Je suis passé au Monte-en-l'air déposer des exemplaires du Journal des Allumés illustré par d'excellents dessinateurs et trices dont les inédits enflammés raviront les fans de bandes dessinées... J'en profite chaque fois pour y faire mes courses avant d'enfourcher ma monture pour entamer la dernière grimpette vers la Porte des Lilas via Gambette.
Je n'ai pas fait attention que le Tome 4 du Combat ordinaire de Larcenet était paru. Il faudra que j'y retourne. Je venais chercher le nouvel Art Spiegelman, en fait la réédition de ses Breakdowns initialement parus en 1978 aux USA. Grand format, papiers spéciaux comme pour son précédent À l'ombre des tours mortes, le somptueux album offre une variété de travaux antérieurs à Maus. Le côté juif new-yorkais à la Woody Allen, drôle et déprimé, se précise. En plus, c'est dense, il y a de quoi lire. J'adore Spiegelman, des Crados au chef d'œuvre qui lui valut le Prix Pulitzer...
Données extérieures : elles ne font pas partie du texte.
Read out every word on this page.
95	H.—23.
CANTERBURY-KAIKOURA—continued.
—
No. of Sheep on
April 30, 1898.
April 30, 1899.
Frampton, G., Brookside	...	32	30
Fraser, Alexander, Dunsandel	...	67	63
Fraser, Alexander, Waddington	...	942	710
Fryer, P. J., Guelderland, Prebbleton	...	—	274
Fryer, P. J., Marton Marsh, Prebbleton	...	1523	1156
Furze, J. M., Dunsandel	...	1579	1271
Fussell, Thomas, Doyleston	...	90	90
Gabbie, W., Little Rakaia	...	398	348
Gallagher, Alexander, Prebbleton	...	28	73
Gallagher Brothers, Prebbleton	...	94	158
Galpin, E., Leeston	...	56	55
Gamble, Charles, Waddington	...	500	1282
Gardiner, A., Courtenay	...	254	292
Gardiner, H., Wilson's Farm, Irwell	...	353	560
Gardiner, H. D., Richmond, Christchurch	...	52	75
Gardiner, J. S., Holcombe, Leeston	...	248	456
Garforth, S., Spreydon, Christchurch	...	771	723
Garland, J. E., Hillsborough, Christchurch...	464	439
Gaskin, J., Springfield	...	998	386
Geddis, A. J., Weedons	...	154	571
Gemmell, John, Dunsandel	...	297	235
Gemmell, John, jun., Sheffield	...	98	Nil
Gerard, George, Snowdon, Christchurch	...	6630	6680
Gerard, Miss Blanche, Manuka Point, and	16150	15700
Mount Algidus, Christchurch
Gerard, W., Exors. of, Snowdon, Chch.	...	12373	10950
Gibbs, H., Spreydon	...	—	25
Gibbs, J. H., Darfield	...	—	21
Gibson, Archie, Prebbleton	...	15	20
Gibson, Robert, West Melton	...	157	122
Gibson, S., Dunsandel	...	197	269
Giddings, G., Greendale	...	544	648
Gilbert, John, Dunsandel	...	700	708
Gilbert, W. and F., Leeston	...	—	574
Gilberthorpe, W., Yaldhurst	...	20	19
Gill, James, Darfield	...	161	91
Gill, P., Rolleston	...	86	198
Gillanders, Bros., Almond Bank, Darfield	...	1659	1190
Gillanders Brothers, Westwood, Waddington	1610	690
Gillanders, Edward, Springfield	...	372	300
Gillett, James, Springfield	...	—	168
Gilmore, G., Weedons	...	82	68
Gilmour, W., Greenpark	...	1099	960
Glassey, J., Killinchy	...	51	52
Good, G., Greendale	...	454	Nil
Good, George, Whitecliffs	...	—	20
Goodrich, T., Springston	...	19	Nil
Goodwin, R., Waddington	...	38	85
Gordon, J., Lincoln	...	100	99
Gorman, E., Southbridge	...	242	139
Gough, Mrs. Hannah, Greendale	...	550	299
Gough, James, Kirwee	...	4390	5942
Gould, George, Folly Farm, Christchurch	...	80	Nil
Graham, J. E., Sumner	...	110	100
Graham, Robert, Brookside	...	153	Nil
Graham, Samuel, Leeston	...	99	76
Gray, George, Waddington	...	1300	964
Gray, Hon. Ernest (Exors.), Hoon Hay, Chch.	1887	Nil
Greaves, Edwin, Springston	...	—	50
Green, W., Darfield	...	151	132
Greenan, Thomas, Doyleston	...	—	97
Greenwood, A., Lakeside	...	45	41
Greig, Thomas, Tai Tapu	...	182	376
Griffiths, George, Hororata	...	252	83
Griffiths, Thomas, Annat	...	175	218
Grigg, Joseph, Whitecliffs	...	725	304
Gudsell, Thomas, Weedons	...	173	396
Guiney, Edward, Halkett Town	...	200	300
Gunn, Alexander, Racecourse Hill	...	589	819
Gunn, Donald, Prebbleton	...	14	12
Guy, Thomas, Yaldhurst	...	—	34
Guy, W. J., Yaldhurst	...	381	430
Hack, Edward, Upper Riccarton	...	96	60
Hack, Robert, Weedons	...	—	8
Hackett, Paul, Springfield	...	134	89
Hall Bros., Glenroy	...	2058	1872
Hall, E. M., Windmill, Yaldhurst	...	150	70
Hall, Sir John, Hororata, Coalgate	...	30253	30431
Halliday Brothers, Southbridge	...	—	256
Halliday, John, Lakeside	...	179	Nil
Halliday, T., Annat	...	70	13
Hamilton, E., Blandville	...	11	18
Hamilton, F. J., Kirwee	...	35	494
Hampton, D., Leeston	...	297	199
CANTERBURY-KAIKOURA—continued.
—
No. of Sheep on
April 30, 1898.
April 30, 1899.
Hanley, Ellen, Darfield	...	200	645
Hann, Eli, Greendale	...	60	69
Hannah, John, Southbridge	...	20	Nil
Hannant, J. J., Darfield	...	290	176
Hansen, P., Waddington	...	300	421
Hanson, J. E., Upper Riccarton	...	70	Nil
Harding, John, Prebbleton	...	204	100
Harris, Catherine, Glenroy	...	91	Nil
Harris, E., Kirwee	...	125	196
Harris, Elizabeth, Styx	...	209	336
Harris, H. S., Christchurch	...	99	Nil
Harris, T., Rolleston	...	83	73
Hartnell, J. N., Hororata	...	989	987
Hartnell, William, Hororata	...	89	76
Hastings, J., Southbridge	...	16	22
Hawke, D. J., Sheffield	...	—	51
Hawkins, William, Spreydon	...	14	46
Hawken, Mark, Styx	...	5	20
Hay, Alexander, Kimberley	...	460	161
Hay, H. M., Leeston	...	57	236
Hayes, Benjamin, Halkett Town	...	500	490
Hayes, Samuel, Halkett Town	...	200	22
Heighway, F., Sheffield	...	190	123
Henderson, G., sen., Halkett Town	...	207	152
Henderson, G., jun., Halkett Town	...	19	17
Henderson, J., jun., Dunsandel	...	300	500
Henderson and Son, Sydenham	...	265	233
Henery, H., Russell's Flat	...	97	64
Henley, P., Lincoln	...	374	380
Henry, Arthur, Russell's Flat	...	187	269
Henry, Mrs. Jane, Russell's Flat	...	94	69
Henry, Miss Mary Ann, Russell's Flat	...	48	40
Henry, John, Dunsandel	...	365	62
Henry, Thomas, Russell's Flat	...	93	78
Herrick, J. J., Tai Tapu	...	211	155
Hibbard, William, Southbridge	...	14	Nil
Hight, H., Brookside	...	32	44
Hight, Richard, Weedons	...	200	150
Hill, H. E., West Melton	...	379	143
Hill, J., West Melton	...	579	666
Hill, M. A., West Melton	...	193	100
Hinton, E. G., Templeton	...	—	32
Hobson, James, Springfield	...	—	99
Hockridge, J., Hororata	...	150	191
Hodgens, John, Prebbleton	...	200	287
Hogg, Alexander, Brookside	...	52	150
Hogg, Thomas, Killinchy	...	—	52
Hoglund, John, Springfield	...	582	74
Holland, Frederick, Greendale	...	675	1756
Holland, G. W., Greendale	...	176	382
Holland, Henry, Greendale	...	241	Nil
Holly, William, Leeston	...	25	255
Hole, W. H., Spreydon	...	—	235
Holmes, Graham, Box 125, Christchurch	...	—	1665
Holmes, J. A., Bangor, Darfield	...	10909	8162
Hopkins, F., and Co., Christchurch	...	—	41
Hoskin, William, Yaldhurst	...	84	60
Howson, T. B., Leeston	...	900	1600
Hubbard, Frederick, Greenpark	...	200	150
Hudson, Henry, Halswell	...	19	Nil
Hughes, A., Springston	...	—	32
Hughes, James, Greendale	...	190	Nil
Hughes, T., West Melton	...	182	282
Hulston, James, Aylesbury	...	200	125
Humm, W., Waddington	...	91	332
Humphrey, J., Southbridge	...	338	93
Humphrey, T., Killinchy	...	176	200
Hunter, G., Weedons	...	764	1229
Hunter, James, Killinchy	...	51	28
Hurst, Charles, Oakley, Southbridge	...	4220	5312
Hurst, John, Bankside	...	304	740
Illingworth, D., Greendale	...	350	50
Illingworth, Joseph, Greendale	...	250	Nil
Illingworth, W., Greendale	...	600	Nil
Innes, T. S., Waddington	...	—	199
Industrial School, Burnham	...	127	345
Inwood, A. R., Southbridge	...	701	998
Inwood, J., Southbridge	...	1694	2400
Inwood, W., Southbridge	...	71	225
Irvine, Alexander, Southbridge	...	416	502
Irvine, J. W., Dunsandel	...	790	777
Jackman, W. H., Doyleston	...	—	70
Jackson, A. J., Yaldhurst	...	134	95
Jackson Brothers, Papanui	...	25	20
Mais la révélation vient de l'épais volume que le libraire dévore seul dans son coin à l'ombre de sa guérite. Cette phrase sonne comme un contrepet bien compliqué. Fruit de la collaboration d'Alan Moore et Melinda Gebbie, Filles perdues est un ouvrage qui fera date dans l'histoire de la BD, par sa qualité graphique, l'érotisme qu'il dégage et l'intelligence de son propos. C'est à la fois torride et élégant, inspirant et soufflant. Melinda Gebbie puise ses sources chez les peintres des débuts du XXe siècle. De quoi se secouer l'art nouille, jouer les fauves et tremper ses pinceaux pour en voir de toutes les couleurs à l'ombre de trois jeunes filles en fleurs à qui personne ne pourra plus ensuite conter fleurette. Remarquablement écrit, sa traduction n'a pas dû être zézée. Rappelons qu'Alan Moore est l'auteur de V pour Vendetta, des Watchmen, de La Ligue des Gentlemen Extraordinaires, et que les premiers comics de sa femme (serait-ce donc en tout bien tout honneur ? Debbie et Alan se sont mariés l'année dernière...), Fresca Zizis, furent interdits, il y a vingt ans déjà, dans leur pays, ô perfide Albion ! Si les superbes dessins revendiquent leurs lettres de noblesse, les récits font référence tant aux chefs d'œuvre de la littérature érotique qu'aux contes de fées et gestes dont les héros racontent une enfance tourmentée, moins à cheval sur ses principes que l'on n'imaginait. Pour adultes. Pour adultes aimant les belles choses.